Cumhuriyet’in Üniversitesi
KALEYDOSKOP
Kütüphaneler haftası vesilesiyle geçen hafta ülke çapında “kitap” ve “okuma”ya dair birtakım etkinlikler düzenlendi. Konferanslar, paneller, sempozyumlar, söyleşiler, imza günleri… Bütün bunlar esnasında ne söylenenmiş olursa olsun Mcluhan’ın 1911’de ifade ettiği temenni niteliğindeki “kitabın öldüğü” kehaneti gerçekleşme yönünde hızla ilerliyor. Ki bu aynı zamanda ilhamını Kitap’tan alan medeniyetlere yönelik dijital dünyanın bir meydan okumasıdır… Kitap okumaya dair alınan hiçbir önlem onun düşüşünü engellemiyor. Kitap düşmüyor aslında, kitabın değeri azalmıyor ama okuma oranı neredeyse yere çakılıyor. Bu, bir anlamda Batı dünyasının okumayı bakmaya dönüştürmesinin de zaferi… Haddizatında kutsal kitabına Kur’an yani “okuma” adı veren medeniyete karşı “okumayı” değil “bakmayı”, sadece bakmayı özendiren bir medeniyetin zaferinin de kutlanması bir bakıma… Ama hâlâ buna direnenler de var. İnsanı kitabın, insanlığı okumanın kurtaracağına inanan birtakım romantikler…

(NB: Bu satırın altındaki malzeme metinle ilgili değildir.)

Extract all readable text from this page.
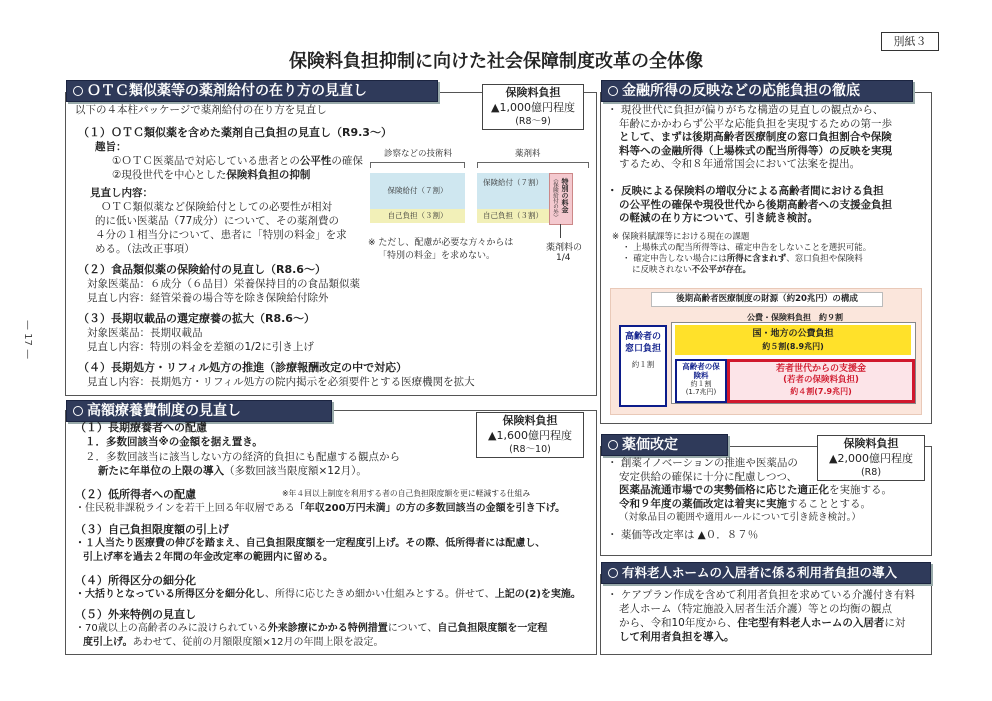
別紙３
保険料負担抑制に向けた社会保障制度改革の全体像
— 17 —
ＯＴＣ類似薬等の薬剤給付の在り方の見直し	保険料負担
▲1,000億円程度
(R8〜9)
以下の４本柱パッケージで薬剤給付の在り方を見直し
（１）ＯＴＣ類似薬を含めた薬剤自己負担の見直し（R9.3〜）
趣旨：
①ＯＴＣ医薬品で対応している患者との公平性の確保
②現役世代を中心とした保険料負担の抑制
見直し内容：
ＯＴＣ類似薬など保険給付としての必要性が相対
的に低い医薬品（77成分）について、その薬剤費の
４分の１相当分について、患者に「特別の料金」を求
める。（法改正事項）
診察などの技術料	薬剤料
保険給付（７割）
自己負担（３割）
保険給付（７割）
自己負担（３割）	（保険給付の外） 特別の料金
※ ただし、配慮が必要な方々からは
「特別の料金」を求めない。
薬剤料の
1/4
（２）食品類似薬の保険給付の見直し（R8.6〜）
対象医薬品：６成分（６品目）栄養保持目的の食品類似薬
見直し内容：経管栄養の場合等を除き保険給付除外
（３）長期収載品の選定療養の拡大（R8.6〜）
対象医薬品：長期収載品
見直し内容：特別の料金を差額の1/2に引き上げ
（４）長期処方・リフィル処方の推進（診療報酬改定の中で対応）
見直し内容：長期処方・リフィル処方の院内掲示を必須要件とする医療機関を拡大
高額療養費制度の見直し
保険料負担
▲1,600億円程度
(R8〜10)
（１）長期療養者への配慮
１．多数回該当※の金額を据え置き。
２．多数回該当に該当しない方の経済的負担にも配慮する観点から
新たに年単位の上限の導入（多数回該当限度額×12月）。
（２）低所得者への配慮	※年４回以上制度を利用する者の自己負担限度額を更に軽減する仕組み
・住民税非課税ラインを若干上回る年収層である「年収200万円未満」の方の多数回該当の金額を引き下げ。
（３）自己負担限度額の引上げ
・１人当たり医療費の伸びを踏まえ、自己負担限度額を一定程度引上げ。その際、低所得者には配慮し、
引上げ率を過去２年間の年金改定率の範囲内に留める。
（４）所得区分の細分化
・大括りとなっている所得区分を細分化し、所得に応じたきめ細かい仕組みとする。併せて、上記の(2)を実施。
（５）外来特例の見直し
・70歳以上の高齢者のみに設けられている外来診療にかかる特例措置について、自己負担限度額を一定程
度引上げ。あわせて、従前の月額限度額×12月の年間上限を設定。
金融所得の反映などの応能負担の徹底
・ 現役世代に負担が偏りがちな構造の見直しの観点から、
年齢にかかわらず公平な応能負担を実現するための第一歩
として、まずは後期高齢者医療制度の窓口負担割合や保険
料等への金融所得（上場株式の配当所得等）の反映を実現
するため、令和８年通常国会において法案を提出。
・ 反映による保険料の増収分による高齢者間における負担
の公平性の確保や現役世代から後期高齢者への支援金負担
の軽減の在り方について、引き続き検討。
※ 保険料賦課等における現在の課題
・ 上場株式の配当所得等は、確定申告をしないことを選択可能。
・ 確定申告しない場合には所得に含まれず、窓口負担や保険料
に反映されない不公平が存在。
後期高齢者医療制度の財源（約20兆円）の構成
高齢者の窓口負担
約１割
公費・保険料負担　約９割
国・地方の公費負担
約５割(8.9兆円)
高齢者の保険料
約１割
(1.7兆円)
若者世代からの支援金
(若者の保険料負担)
約４割(7.9兆円)
薬価改定	保険料負担
▲2,000億円程度
(R8)
・ 創薬イノベーションの推進や医薬品の
安定供給の確保に十分に配慮しつつ、
医薬品流通市場での実勢価格に応じた適正化を実施する。
令和９年度の薬価改定は着実に実施することとする。
（対象品目の範囲や適用ルールについて引き続き検討。）
・ 薬価等改定率は ▲０．８７％
有料老人ホームの入居者に係る利用者負担の導入
・ ケアプラン作成を含めて利用者負担を求めている介護付き有料
老人ホーム（特定施設入居者生活介護）等との均衡の観点
から、令和10年度から、住宅型有料老人ホームの入居者に対
して利用者負担を導入。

Kitabın öleceğine inanmayan ve insan yaşadıkça kitap da yaşayacak diyerek yola çıkıp “kitap medeniyetine” katkı vermek amacıyla etkinlik düzenleyen çok az üniversiteden biri olan Cumhuriyet Üniversitesi ve onun şahsında rektör Prof. Dr. Alim Yıldız’ın konuğu olarak Sivas’ta “Kitap Medeniyeti” adlı bir konferans verdim. Konferans öncesinde değerli dostum Prof. Dr. Alim Yıldız, “bir kitap medeniyetine sahip olduğumuzu ama onun hakkını veremediğimizi” söyleyerek “İnsan hem kendini gerçekleştirebilmesi hem de içinde yaşadığı topluma faydalı bir birey olması yani bilgi ve değer sunabilmesi için okumalı, okuduğunu düşünmeli ve düşündüğünü başkalarıyla paylaşarak fikir alışverişinde bulunmalı. Medeniyetimizin galip olması kitaba yakınlaşmamız veya uzaklaşmamızla yakından alakalıdır. İlim, irfan ve hikmete yakınlaştıkça medeniyetimiz âdeta can bulmuş, bütün şubeleriyle estetik hâl almıştır. ” dedi. Bendeniz de özetle; evrenin ve insanın yazarı olan Yüce Yaratıcı’nın özellikle insanı bu dünyayı okumak için yeryüzüne gönderdiğini, insanın dünya yolculuğunda hayatı boyunca yapması gereken tek şeyin de okumak olduğunu vurguladım. Bu minvalden olmak üzere dünyanın, hayatın ve bir bütün olarak varoluşun okunarak anlaşılacağını ve okuyanlar ile okumayanlar arasında keskin bir fark oluştuğunu, bunun da “bakmak” ile “görmek” arasındaki farktan kaynaklandığını söyledim. Hilmi Ziya Ülken’in Uyanış Devirlerinde Tercümenin Rolü adlı kitabından hareketle de bütün dönemlerde bakanların değil görenlerin, seyredenlerin değil okuyanların hayatı dönüştürdüğünün altını özenle çizdim.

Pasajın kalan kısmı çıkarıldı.